UK-based family offices’ investment appetite for private equity and venture capital fell ‘sharply’ between 2024 and 2025, research from AYU has revealed.

The global private members’ club for family offices and investment professionals polled its family office membership over two years on their private equity and venture capital investment sentiment.

It found that the proportion of UK family offices interested in making new investments in private equity declined from 73 per cent in 2024 to 35 per cent in 2025.

A similar trend was identified in venture capital investment appetite, with interest in making new investments falling from 67 per cent to 33 per cent over the same period.

AYU said family offices provided a valuable indicator of market sentiment, as they were largely insulated from the short-term swings that influence retail investors, while their investment outlook tended to be more dynamic and opportunistic than many institutional investors.

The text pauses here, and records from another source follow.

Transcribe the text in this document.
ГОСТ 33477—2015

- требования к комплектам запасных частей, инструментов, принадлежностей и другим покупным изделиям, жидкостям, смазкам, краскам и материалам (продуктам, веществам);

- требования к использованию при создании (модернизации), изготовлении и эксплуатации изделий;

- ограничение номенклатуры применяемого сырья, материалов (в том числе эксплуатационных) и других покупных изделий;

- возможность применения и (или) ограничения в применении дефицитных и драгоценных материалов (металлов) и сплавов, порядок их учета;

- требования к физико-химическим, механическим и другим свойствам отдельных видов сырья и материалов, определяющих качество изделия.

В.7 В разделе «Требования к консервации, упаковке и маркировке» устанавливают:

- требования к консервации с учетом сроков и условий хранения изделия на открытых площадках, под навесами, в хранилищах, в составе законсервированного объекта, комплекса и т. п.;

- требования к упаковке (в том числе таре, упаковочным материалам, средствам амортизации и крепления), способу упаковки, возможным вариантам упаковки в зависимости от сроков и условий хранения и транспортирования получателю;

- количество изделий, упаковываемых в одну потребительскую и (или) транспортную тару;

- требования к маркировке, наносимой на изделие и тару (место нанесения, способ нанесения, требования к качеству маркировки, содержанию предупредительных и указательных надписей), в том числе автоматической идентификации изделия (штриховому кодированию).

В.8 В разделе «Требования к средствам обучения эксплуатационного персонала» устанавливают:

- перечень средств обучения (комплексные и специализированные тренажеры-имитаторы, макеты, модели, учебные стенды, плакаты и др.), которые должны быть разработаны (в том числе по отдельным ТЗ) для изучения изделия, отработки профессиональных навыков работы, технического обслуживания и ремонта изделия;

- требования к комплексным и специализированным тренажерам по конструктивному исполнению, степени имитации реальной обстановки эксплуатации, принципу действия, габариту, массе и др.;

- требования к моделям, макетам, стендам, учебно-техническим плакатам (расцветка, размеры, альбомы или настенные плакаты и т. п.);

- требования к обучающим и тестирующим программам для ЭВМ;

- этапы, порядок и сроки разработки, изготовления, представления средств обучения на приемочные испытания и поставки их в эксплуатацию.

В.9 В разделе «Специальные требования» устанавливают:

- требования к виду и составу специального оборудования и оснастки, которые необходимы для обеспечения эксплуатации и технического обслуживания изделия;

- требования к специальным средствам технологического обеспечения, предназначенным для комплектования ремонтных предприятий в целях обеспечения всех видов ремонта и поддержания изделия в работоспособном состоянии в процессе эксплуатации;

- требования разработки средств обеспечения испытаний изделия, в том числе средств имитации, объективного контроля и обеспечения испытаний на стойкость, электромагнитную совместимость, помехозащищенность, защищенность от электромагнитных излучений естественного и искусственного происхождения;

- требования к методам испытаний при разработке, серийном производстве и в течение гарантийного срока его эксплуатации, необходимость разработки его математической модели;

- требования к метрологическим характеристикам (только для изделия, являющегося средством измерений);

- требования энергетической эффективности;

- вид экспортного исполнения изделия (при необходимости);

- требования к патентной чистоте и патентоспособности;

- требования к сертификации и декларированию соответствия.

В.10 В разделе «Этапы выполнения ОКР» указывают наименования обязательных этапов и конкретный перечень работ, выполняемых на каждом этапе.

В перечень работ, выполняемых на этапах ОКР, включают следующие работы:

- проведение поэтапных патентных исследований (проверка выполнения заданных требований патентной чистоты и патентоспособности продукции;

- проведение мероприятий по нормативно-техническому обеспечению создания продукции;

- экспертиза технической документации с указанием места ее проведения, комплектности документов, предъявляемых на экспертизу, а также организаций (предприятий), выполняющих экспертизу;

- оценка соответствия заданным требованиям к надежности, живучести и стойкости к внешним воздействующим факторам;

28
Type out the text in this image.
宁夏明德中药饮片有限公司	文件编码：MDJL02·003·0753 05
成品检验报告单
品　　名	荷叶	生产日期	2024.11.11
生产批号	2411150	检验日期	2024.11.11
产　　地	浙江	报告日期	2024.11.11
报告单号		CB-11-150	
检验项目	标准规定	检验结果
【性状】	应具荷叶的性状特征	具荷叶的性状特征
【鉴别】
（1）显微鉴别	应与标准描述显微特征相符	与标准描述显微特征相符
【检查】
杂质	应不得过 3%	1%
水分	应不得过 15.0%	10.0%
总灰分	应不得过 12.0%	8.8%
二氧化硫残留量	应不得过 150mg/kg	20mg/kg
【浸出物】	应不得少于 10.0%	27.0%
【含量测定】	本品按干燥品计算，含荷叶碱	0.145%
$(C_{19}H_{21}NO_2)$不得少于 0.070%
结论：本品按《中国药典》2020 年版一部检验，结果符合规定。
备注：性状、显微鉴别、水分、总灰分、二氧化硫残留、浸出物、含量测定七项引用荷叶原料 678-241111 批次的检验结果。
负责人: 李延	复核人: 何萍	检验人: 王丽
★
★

Therefore, it argued that movements in family office allocations were a useful early indicator of changing priorities in the wider market.

AYU added that the shift away from private equity and venture capital may reflect uncertainty about the medium-term economic outlook, while also highlighting the attraction of strong short-term opportunities emerging in other markets.

However, the club noted that a simpler explanation could be that much of the capital committed to private equity and venture capital in previous years has not yet been fully returned, reducing the number of families able to commit fresh funds to these strategies.

“Anecdotally, the reduced appetite in the private equity and venture capital areas is being attributed by some families to heavy allocations in the previous year, but these survey results nonetheless represent a meaningful rebalancing of focus among these LPs,” commented AYU CTO, Toby Abel.

“Families are still actively allocating significant additional capital to these sectors, but fewer families are now doing so compared with 2024.”